I myself had to do twice the work my brother had to, because James and Gary got to run off and pick something up for Dad, leaving me in the barn, freezing, deeply contemplating whether or not I should stab myself with the knife I was using on the chard. That poor swiss chard. I was viciously twisting and crunching and cutting it up. Better to take my anger out on a vegetable than a family member, eh?

Then James got back and got to lolligag around listening to his iPod, and I didn’t get to listen to any music being that I do not own an iPod. At that moment, I would have preferred listening to country than listening to nothing. Then I could have turned my rage towards the singers who thought singing about beer and barns, and lowering their intelligence level made them country.

I will never marry, or even like an organic farmer. They’re all idiots.

Now, I’m off to the library. Maybe that’ll stop the smoke pouring out of my ears.

Autumn Bliss in a Jam Jar

By: Mary

After getting home from Pittsburgh the other afternoon, I went out to check on the raspberries and picked until dark. Tending to the two 60 yard rows is a responsibility that I enjoy. I like the thinning and pruning that it takes to maintain them. Weeding is not as much fun, but I don’t mind that either. However, the task of picking and making jam are what I really love to do. The silence and the sun delights me when I am lost in a world of my very own while harvesting the berries. It’s no joke that the berries plant variety name is Autumn Bliss. 

The process of making jam is much  less mellow, and much more messy. It’s a blood red and sugar textured messy!

It’s a bubbly boiling session of chaos, but well worth it.

I don’t really have an exact recipe that I follow. Though, the Ball Blue Book of preserving has been a handy resource in the past. However, they don’t give out any formulas on how to keep a tidy kitchen while jamming.

I am a big believer that when on a job, one should take an afternoon snack break.

My brothers are big connoisseurs of my jam. They like to take it to college with them. It’s a staple favorite in the house too. This means that I need to start making a lot more batches.

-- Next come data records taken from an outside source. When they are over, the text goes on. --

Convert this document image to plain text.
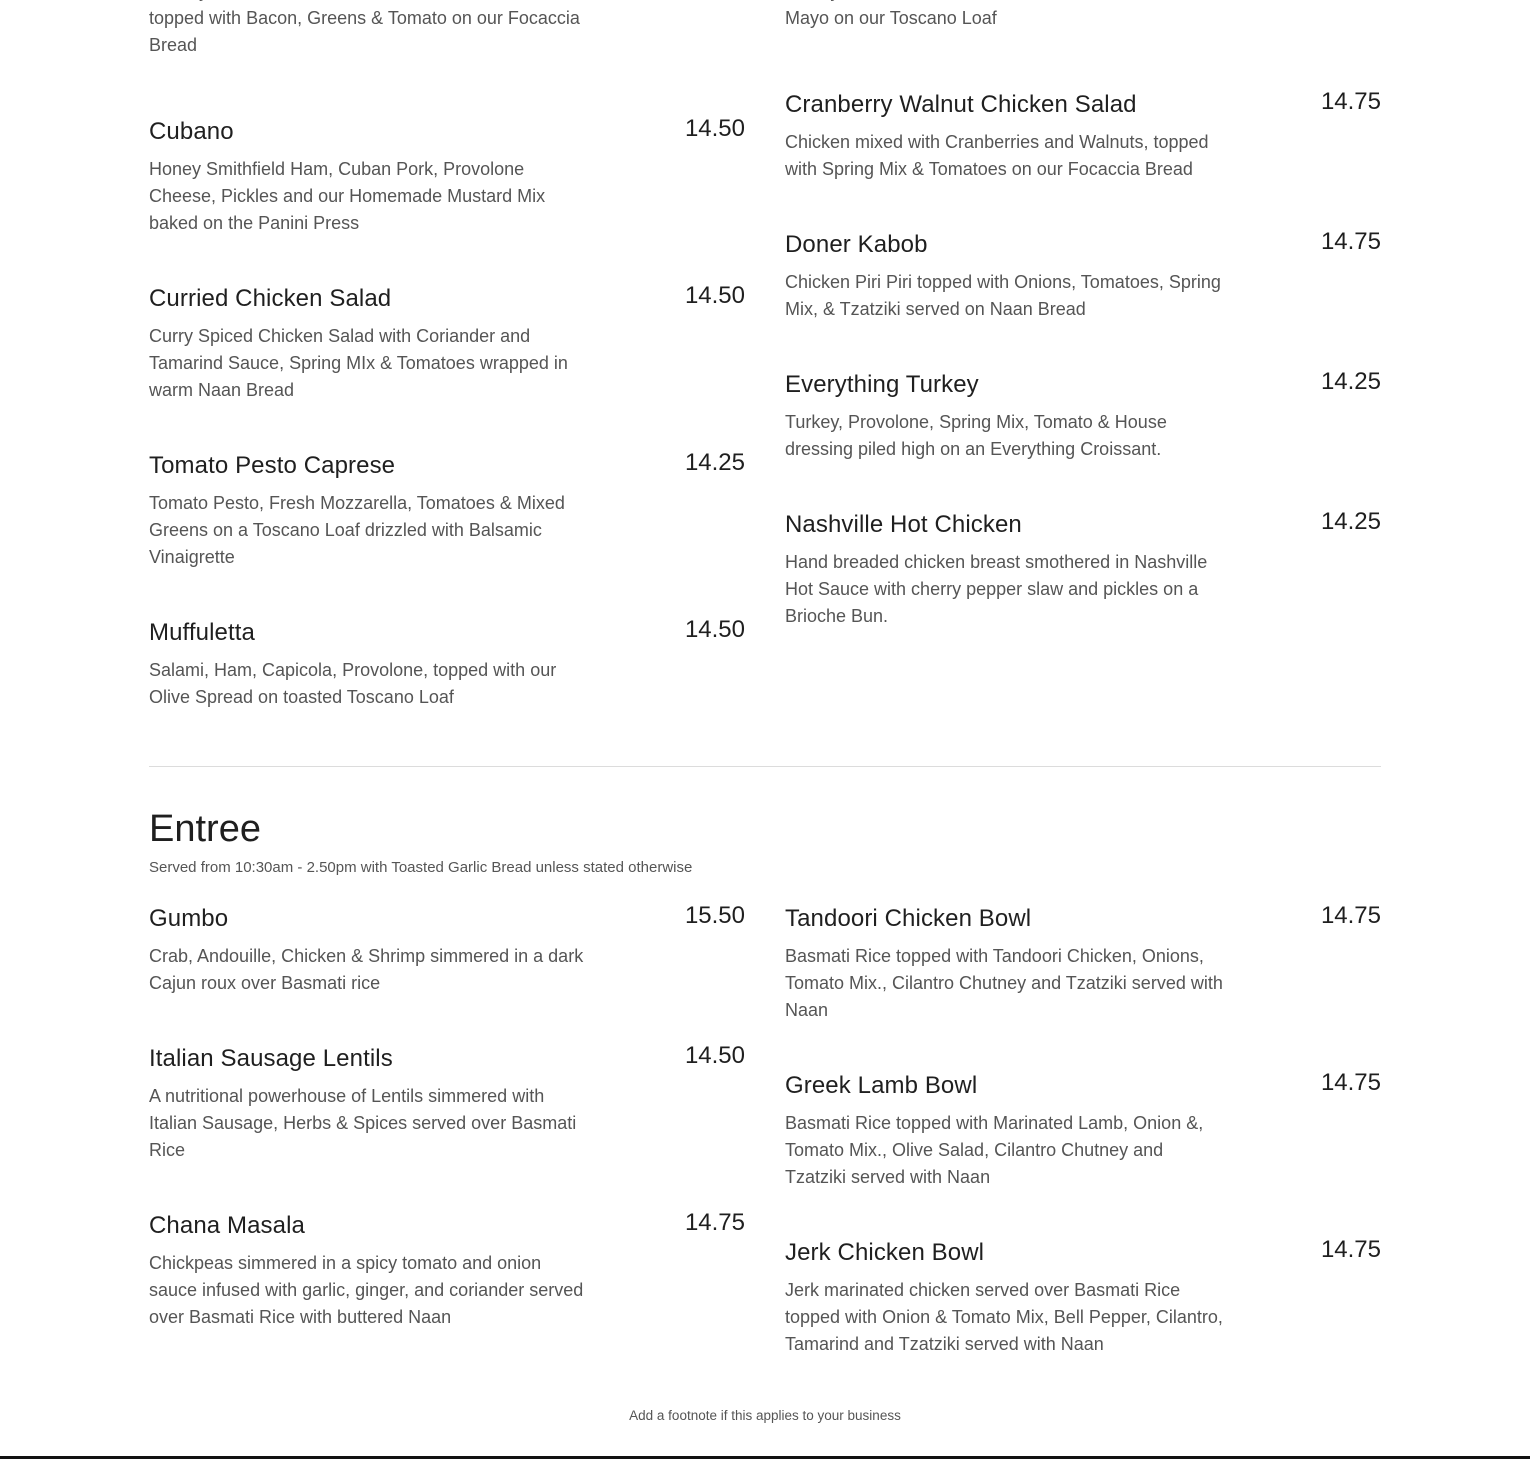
topped with Bacon, Greens & Tomato on our Focaccia Bread
Mayo on our Toscano Loaf
Cubano	14.50
Honey Smithfield Ham, Cuban Pork, Provolone Cheese, Pickles and our Homemade Mustard Mix baked on the Panini Press
Curried Chicken Salad	14.50
Curry Spiced Chicken Salad with Coriander and Tamarind Sauce, Spring MIx & Tomatoes wrapped in warm Naan Bread
Tomato Pesto Caprese	14.25
Tomato Pesto, Fresh Mozzarella, Tomatoes & Mixed Greens on a Toscano Loaf drizzled with Balsamic Vinaigrette
Muffuletta	14.50
Salami, Ham, Capicola, Provolone, topped with our Olive Spread on toasted Toscano Loaf
Cranberry Walnut Chicken Salad	14.75
Chicken mixed with Cranberries and Walnuts, topped with Spring Mix & Tomatoes on our Focaccia Bread
Doner Kabob	14.75
Chicken Piri Piri topped with Onions, Tomatoes, Spring Mix, & Tzatziki served on Naan Bread
Everything Turkey	14.25
Turkey, Provolone, Spring Mix, Tomato & House dressing piled high on an Everything Croissant.
Nashville Hot Chicken	14.25
Hand breaded chicken breast smothered in Nashville Hot Sauce with cherry pepper slaw and pickles on a Brioche Bun.
Entree
Served from 10:30am - 2.50pm with Toasted Garlic Bread unless stated otherwise
Gumbo	15.50
Crab, Andouille, Chicken & Shrimp simmered in a dark Cajun roux over Basmati rice
Italian Sausage Lentils	14.50
A nutritional powerhouse of Lentils simmered with Italian Sausage, Herbs & Spices served over Basmati Rice
Chana Masala	14.75
Chickpeas simmered in a spicy tomato and onion sauce infused with garlic, ginger, and coriander served over Basmati Rice with buttered Naan
Tandoori Chicken Bowl	14.75
Basmati Rice topped with Tandoori Chicken, Onions, Tomato Mix., Cilantro Chutney and Tzatziki served with Naan
Greek Lamb Bowl	14.75
Basmati Rice topped with Marinated Lamb, Onion &, Tomato Mix., Olive Salad, Cilantro Chutney and Tzatziki served with Naan
Jerk Chicken Bowl	14.75
Jerk marinated chicken served over Basmati Rice topped with Onion & Tomato Mix, Bell Pepper, Cilantro, Tamarind and Tzatziki served with Naan
Add a footnote if this applies to your business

I wish there were more rainy Saturday afternoons like today…

Field Trip and Foreign Exchange

by Colleen

It seems to me that I do have the misfortune of being too city for the country and too country for the city, as Kate has said of herself as well.  This fact was made even more apparent to me this past weekend when I traveled to Wisconsin’s capitol, the great and liberal city of Madison,  for the State Forensics competition (for those who think I am talking about cutting up bodies and analyzing remains, forensics is basically speech/debate competition).


A busload of Cashton kids was unleashed on the city for a day under iron gray clouds, spitting out bits of cold rain and occasional hail. (Ah!  Beautiful Wisconsin spring weather….but wait ,that is another issue entirely.)  My beautiful Ukrainian friend, Kseniya, was along for the trip, and throughout the day, she was to prove to me just how country I was.

Kseniya is from a large city in Ukraine, and despite being in a place where she is not a native speaker, she can get around better than I can.  Several times throughout the day when we didn’t know where to go, she would simply walk up to the nearest person and ask where something was or how to get into a place, absolutely confident, despite her accent.  This was amazing to me.  Here I was, a person who’s lived in Wisconsin all her life, unable to sum up the courage to ask which way up even was.  Kseniya was astounded, saying, “That’s the reason I love cities!  You can ask anyone a question and they will tell you what you need to know,” and, “Don’t you love being able to smile at random people on the street?” Ummmm, no, because I live on top of a ridge where the main population is Slatterys.

Although I wasn’t used to not being able to jaywalk across the streets and the sheer amount of people all around me, I did love the city.  I loved walking down the street and looking in shop windows, filled with everything from popcorn to high fashion.  Cafes populated almost every corner and spread warm light and the luscious scents of rich coffee and sugary pastries into the rain darkened afternoon, a sore temptation for a Catholic girl with a coffee and bakery fetish in the throes of Lent.

I ultimately returned home late that night with a gold medal for solo acting in Forensics, a severely lightened wallet, and a new appreciation for the braveness of my city friend, Kseniya. I liked the glimpse into city life, but I still don’t know what I am.  Country?  City?  Can I have both?